<title>Microstructure, optical, and electrochromic properties of sol-gel nanoporous tungsten oxide films</title>

Abstract

Porous tungsten oxide films have been prepared by a nonhydrolitic sol-gel method using poly(ethylene glycol) (PEG) as a structure directing agent. The method entails the hydrolysis of an ethanolic solution of tungsten ethoxide (formed by the reaction of WCl₆ with ethanol) followed by condensation and polymerization at the PEG-tungsten oxide oligometers interface. A highly porous WO₃ framework was obtained after PEG was burned off by calcination at a relativley low temperature. AFM images of the films treated thermally show an ordered material rather than microscopic particulates. Both fibrilar nanostructures and striped phase can be obtained via this approach, depending on the concentration of PEG in the coating solution.

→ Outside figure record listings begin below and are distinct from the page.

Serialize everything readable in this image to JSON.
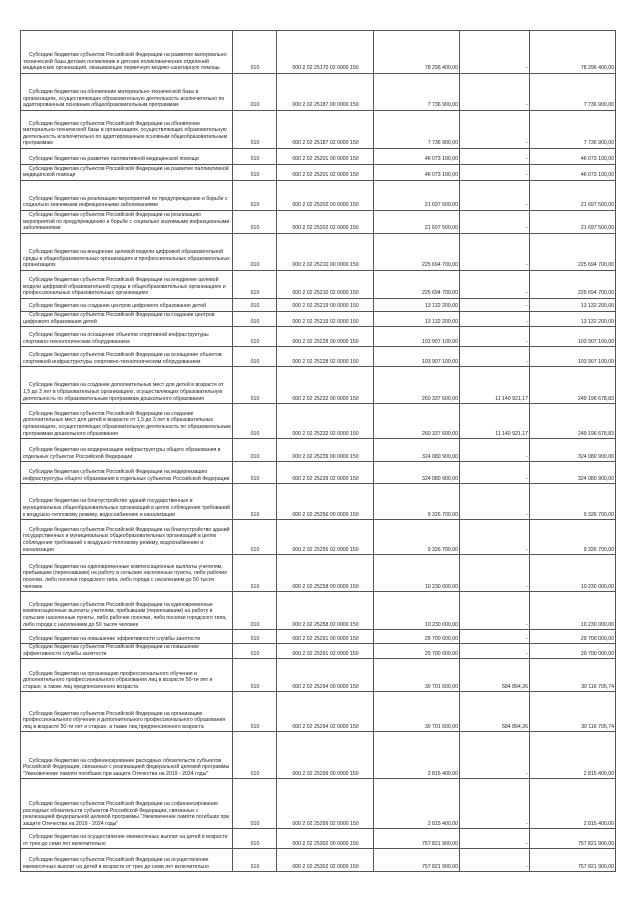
{
  "rows": [
    {
      "name": "Субсидии бюджетам субъектов Российской Федерации на развитие материально-технической базы детских поликлиник и детских поликлинических отделений медицинских организаций, оказывающих первичную медико-санитарную помощь",
      "code": "010",
      "kbk": "000 2 02 25170 02 0000 150",
      "approved": "78 296 400,00",
      "executed": "-",
      "remaining": "78 296 400,00"
    },
    {
      "name": "Субсидии бюджетам на обновление материально-технической базы в организациях, осуществляющих образовательную деятельность исключительно по адаптированным основным общеобразовательным программам",
      "code": "010",
      "kbk": "000 2 02 25187 00 0000 150",
      "approved": "7 736 900,00",
      "executed": "-",
      "remaining": "7 736 900,00"
    },
    {
      "name": "Субсидии бюджетам субъектов Российской Федерации на обновление материально-технической базы в организациях, осуществляющих образовательную деятельность исключительно по адаптированным основным общеобразовательным программам",
      "code": "010",
      "kbk": "000 2 02 25187 02 0000 150",
      "approved": "7 736 900,00",
      "executed": "-",
      "remaining": "7 736 900,00"
    },
    {
      "name": "Субсидии бюджетам на развитие паллиативной медицинской помощи",
      "code": "010",
      "kbk": "000 2 02 25201 00 0000 150",
      "approved": "46 073 100,00",
      "executed": "-",
      "remaining": "46 073 100,00"
    },
    {
      "name": "Субсидии бюджетам субъектов Российской Федерации на развитие паллиативной медицинской помощи",
      "code": "010",
      "kbk": "000 2 02 25201 02 0000 150",
      "approved": "46 073 100,00",
      "executed": "-",
      "remaining": "46 073 100,00"
    },
    {
      "name": "Субсидии бюджетам на реализацию мероприятий по предупреждению и борьбе с социально значимыми инфекционными заболеваниями",
      "code": "010",
      "kbk": "000 2 02 25202 00 0000 150",
      "approved": "21 697 500,00",
      "executed": "-",
      "remaining": "21 697 500,00"
    },
    {
      "name": "Субсидии бюджетам субъектов Российской Федерации на реализацию мероприятий по предупреждению и борьбе с социально значимыми инфекционными заболеваниями",
      "code": "010",
      "kbk": "000 2 02 25202 02 0000 150",
      "approved": "21 697 500,00",
      "executed": "-",
      "remaining": "21 697 500,00"
    },
    {
      "name": "Субсидии бюджетам на внедрение целевой модели цифровой образовательной среды в общеобразовательных организациях и профессиональных образовательных организациях",
      "code": "010",
      "kbk": "000 2 02 25210 00 0000 150",
      "approved": "225 694 700,00",
      "executed": "-",
      "remaining": "225 694 700,00"
    },
    {
      "name": "Субсидии бюджетам субъектов Российской Федерации на внедрение целевой модели цифровой образовательной среды в общеобразовательных организациях и профессиональных образовательных организациях",
      "code": "010",
      "kbk": "000 2 02 25210 02 0000 150",
      "approved": "225 694 700,00",
      "executed": "-",
      "remaining": "225 694 700,00"
    },
    {
      "name": "Субсидии бюджетам на создание центров цифрового образования детей",
      "code": "010",
      "kbk": "000 2 02 25219 00 0000 150",
      "approved": "13 132 200,00",
      "executed": "-",
      "remaining": "13 132 200,00"
    },
    {
      "name": "Субсидии бюджетам субъектов Российской Федерации на создание центров цифрового образования детей",
      "code": "010",
      "kbk": "000 2 02 25219 02 0000 150",
      "approved": "13 132 200,00",
      "executed": "-",
      "remaining": "13 132 200,00"
    },
    {
      "name": "Субсидии бюджетам на оснащение объектов спортивной инфраструктуры спортивно-технологическим оборудованием",
      "code": "010",
      "kbk": "000 2 02 25228 00 0000 150",
      "approved": "103 907 100,00",
      "executed": "-",
      "remaining": "103 907 100,00"
    },
    {
      "name": "Субсидии бюджетам субъектов Российской Федерации на оснащение объектов спортивной инфраструктуры спортивно-технологическим оборудованием",
      "code": "010",
      "kbk": "000 2 02 25228 02 0000 150",
      "approved": "103 907 100,00",
      "executed": "-",
      "remaining": "103 907 100,00"
    },
    {
      "name": "Субсидии бюджетам на создание дополнительных мест для детей в возрасте от 1,5 до 3 лет в образовательных организациях, осуществляющих образовательную деятельность по образовательным программам дошкольного образования",
      "code": "010",
      "kbk": "000 2 02 25232 00 0000 150",
      "approved": "260 337 600,00",
      "executed": "11 140 921,17",
      "remaining": "249 196 678,83"
    },
    {
      "name": "Субсидии бюджетам субъектов Российской Федерации на создание дополнительных мест для детей в возрасте от 1,5 до 3 лет в образовательных организациях, осуществляющих образовательную деятельность по образовательным программам дошкольного образования",
      "code": "010",
      "kbk": "000 2 02 25232 02 0000 150",
      "approved": "260 337 600,00",
      "executed": "11 140 921,17",
      "remaining": "249 196 678,83"
    },
    {
      "name": "Субсидии бюджетам на модернизацию инфраструктуры общего образования в отдельных субъектах Российской Федерации",
      "code": "010",
      "kbk": "000 2 02 25239 00 0000 150",
      "approved": "324 080 900,00",
      "executed": "-",
      "remaining": "324 080 900,00"
    },
    {
      "name": "Субсидии бюджетам субъектов Российской Федерации на модернизацию инфраструктуры общего образования в отдельных субъектах Российской Федерации",
      "code": "010",
      "kbk": "000 2 02 25239 02 0000 150",
      "approved": "324 080 900,00",
      "executed": "-",
      "remaining": "324 080 900,00"
    },
    {
      "name": "Субсидии бюджетам на благоустройство зданий государственных и муниципальных общеобразовательных организаций в целях соблюдения требований к воздушно-тепловому режиму, водоснабжению и канализации",
      "code": "010",
      "kbk": "000 2 02 25256 00 0000 150",
      "approved": "9 326 700,00",
      "executed": "-",
      "remaining": "9 326 700,00"
    },
    {
      "name": "Субсидии бюджетам субъектов Российской Федерации на благоустройство зданий государственных и муниципальных общеобразовательных организаций в целях соблюдения требований к воздушно-тепловому режиму, водоснабжению и канализации",
      "code": "010",
      "kbk": "000 2 02 25256 02 0000 150",
      "approved": "9 326 700,00",
      "executed": "-",
      "remaining": "9 326 700,00"
    },
    {
      "name": "Субсидии бюджетам на единовременные компенсационные выплаты учителям, прибывшим (переехавшим) на работу в сельские населенные пункты, либо рабочие поселки, либо поселки городского типа, либо города с населением до 50 тысяч человек",
      "code": "010",
      "kbk": "000 2 02 25258 00 0000 150",
      "approved": "10 230 000,00",
      "executed": "-",
      "remaining": "10 230 000,00"
    },
    {
      "name": "Субсидии бюджетам субъектов Российской Федерации на единовременные компенсационные выплаты учителям, прибывшим (переехавшим) на работу в сельские населенные пункты, либо рабочие поселки, либо поселки городского типа, либо города с населением до 50 тысяч человек",
      "code": "010",
      "kbk": "000 2 02 25258 02 0000 150",
      "approved": "10 230 000,00",
      "executed": "-",
      "remaining": "10 230 000,00"
    },
    {
      "name": "Субсидии бюджетам на повышение эффективности службы занятости",
      "code": "010",
      "kbk": "000 2 02 25291 00 0000 150",
      "approved": "29 700 000,00",
      "executed": "-",
      "remaining": "29 700 000,00"
    },
    {
      "name": "Субсидии бюджетам субъектов Российской Федерации на повышение эффективности службы занятости",
      "code": "010",
      "kbk": "000 2 02 25291 02 0000 150",
      "approved": "29 700 000,00",
      "executed": "-",
      "remaining": "29 700 000,00"
    },
    {
      "name": "Субсидии бюджетам на организацию профессионального обучения и дополнительного профессионального образования лиц в возрасте 50-ти лет и старше, а также лиц предпенсионного возраста",
      "code": "010",
      "kbk": "000 2 02 25294 00 0000 150",
      "approved": "30 701 600,00",
      "executed": "584 894,26",
      "remaining": "30 116 705,74"
    },
    {
      "name": "Субсидии бюджетам субъектов Российской Федерации на организацию профессионального обучения и дополнительного профессионального образования лиц в возрасте 50-ти лет и старше, а также лиц предпенсионного возраста",
      "code": "010",
      "kbk": "000 2 02 25294 02 0000 150",
      "approved": "30 701 600,00",
      "executed": "584 894,26",
      "remaining": "30 116 705,74"
    },
    {
      "name": "Субсидии бюджетам на софинансирование расходных обязательств субъектов Российской Федерации, связанных с реализацией федеральной целевой программы \"Увековечение памяти погибших при защите Отечества на 2019 - 2024 годы\"",
      "code": "010",
      "kbk": "000 2 02 25299 00 0000 150",
      "approved": "2 815 400,00",
      "executed": "-",
      "remaining": "2 815 400,00"
    },
    {
      "name": "Субсидии бюджетам субъектов Российской Федерации на софинансирование расходных обязательств субъектов Российской Федерации, связанных с реализацией федеральной целевой программы \"Увековечение памяти погибших при защите Отечества на 2019 - 2024 годы\"",
      "code": "010",
      "kbk": "000 2 02 25299 02 0000 150",
      "approved": "2 815 400,00",
      "executed": "-",
      "remaining": "2 815 400,00"
    },
    {
      "name": "Субсидии бюджетам на осуществление ежемесячных выплат на детей в возрасте от трех до семи лет включительно",
      "code": "010",
      "kbk": "000 2 02 25302 00 0000 150",
      "approved": "757 821 900,00",
      "executed": "-",
      "remaining": "757 821 900,00"
    },
    {
      "name": "Субсидии бюджетам субъектов Российской Федерации на осуществление ежемесячных выплат на детей в возрасте от трех до семи лет включительно",
      "code": "010",
      "kbk": "000 2 02 25302 02 0000 150",
      "approved": "757 821 900,00",
      "executed": "-",
      "remaining": "757 821 900,00"
    }
  ]
}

XRD data from the fibrils indicate that they are crystalline with very small crystals, whereas the striped phases obtained with 20% PEG correspond to two crystalline phases, one, the stoichiometric WO₃ and the other one an oxygen deficient phase, containing larger crystals (~28 nm). The results show that PEG promotes the formation of oxygen deficient phases and delays crystallization. Compared to WO₃ with no PEG, the optical and electrochromic properties of the macroporous tungsten oxide films appear to be significantly improved. The formation of organized nanostructures is tentatively accounted for by the strong hydrogen bonding interactions between PEG and the tungsten oxide oligomers.